Brian SozziEditor-at-Large,Yahoo Finance
The impeachment of President Trump may not be that bad for investors, stock market experts suggest.
“This impeachment process may actually be good for U.S. equities. Trump could fight only so many battles. With everything going on with his own reputation and the likelihood of him being elected next year, he will begin focusing a lot more on that and probably a lot less on China. That means either a trade deal with China gets put on the back-burner, which would not be the worst deal for U.S. investors. Or, Trump comes out with a watered down deal to just get it done and behind him,” said money manager Thomas Fross of Fross & Fross Wealth Management on Yahoo Finance’s The First Trade.
Invesco Chief Market Strategist Kristina Hooper agrees.

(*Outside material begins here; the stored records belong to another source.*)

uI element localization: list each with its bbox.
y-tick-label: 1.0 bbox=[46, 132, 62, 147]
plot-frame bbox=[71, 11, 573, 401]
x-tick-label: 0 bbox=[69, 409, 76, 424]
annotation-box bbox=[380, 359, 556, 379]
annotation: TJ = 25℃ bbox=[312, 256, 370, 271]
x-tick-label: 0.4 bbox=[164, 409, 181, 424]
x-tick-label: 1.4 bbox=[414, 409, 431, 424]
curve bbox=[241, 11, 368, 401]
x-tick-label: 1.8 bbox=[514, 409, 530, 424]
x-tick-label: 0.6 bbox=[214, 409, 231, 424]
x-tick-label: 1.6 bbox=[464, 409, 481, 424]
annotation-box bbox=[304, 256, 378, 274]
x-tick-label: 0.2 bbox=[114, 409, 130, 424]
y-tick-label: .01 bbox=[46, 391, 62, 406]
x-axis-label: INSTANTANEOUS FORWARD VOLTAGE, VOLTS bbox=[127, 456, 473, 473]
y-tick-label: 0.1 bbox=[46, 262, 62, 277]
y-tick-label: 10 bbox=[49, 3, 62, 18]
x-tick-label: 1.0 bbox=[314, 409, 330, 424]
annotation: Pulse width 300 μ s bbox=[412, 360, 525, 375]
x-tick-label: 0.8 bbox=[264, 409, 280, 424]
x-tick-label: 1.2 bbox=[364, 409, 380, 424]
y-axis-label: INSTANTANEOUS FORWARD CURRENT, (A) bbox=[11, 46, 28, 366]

“We could have the Fed stepping in and saying just like with trade, we’ll try to be more accommodative maybe with another insurance cut if they are worried there could actually be an impeachment to really breathe confidence into markets. So it could turn out to be a positive,” Hooper said. “The Trump administration’s policy agenda has been a mixed bag. Part has been pro growth like tax reform. But one could argue that their trade policy runs antithetical to growth. So, the presumption could be you will see a mixed reaction if there is another president because there would be the potential for the trade wars to go away depending on who that next president is.”
Thus far, the market has generally ignored the daily escalation in rhetoric down in DC between the Trump administration and Democrats on the impeachment front. September saw the Dow Jones Industrial Average and S&P 500 rise 3.1% and 2.5%, respectively. The Nasdaq Composite gained a more modest 1.6%, held back by the trade war’s financial impact on semiconductors such as Micron and an epic selloff in momentum name Netflix.
What happened during Clinton and Nixon
At this juncture, Mr. Market heads into the final quarter of the year thinking impeachment proceedings on Trump will resemble Bill Clinton’s more so than Richard Nixon’s.
Bill Clinton headshot over subdued image of US Senate chamber at beginning of impeachment proceedings, partial graphic
In the two months before Clinton’s Senate acquittal in February 1999, the S&P 500 rallied about 10% according to JPMorgan data. Although not amidst the economic boom fueled by the dot com era a la Clinton’s time in office, the Trump economy continues to be one characterized by steady job gains and low historical unemployment. So in effect, the market’s read is that the U.S. economy could handle not only nasty impeachment headlines but also an impeachment of the president.
A friendly Federal Reserve also remains in play at the moment.
But while the bulls have control of the narrative, they shouldn’t forget the downside risks of possibly impeaching a president, warns former New York Stock Exchange floor trader Stephen Guilfoyle. He is right that the risk is high even if most investors continue to focus on the positives.
In the six months before Nixon resigned, the S&P 500 declined about 20%, gold spiked 15% and the 10-year yield increased 120 basis points, JPMorgan data shows.
But hey, at least we know where the president stands on the stock market outlook in a world minus him on the throne.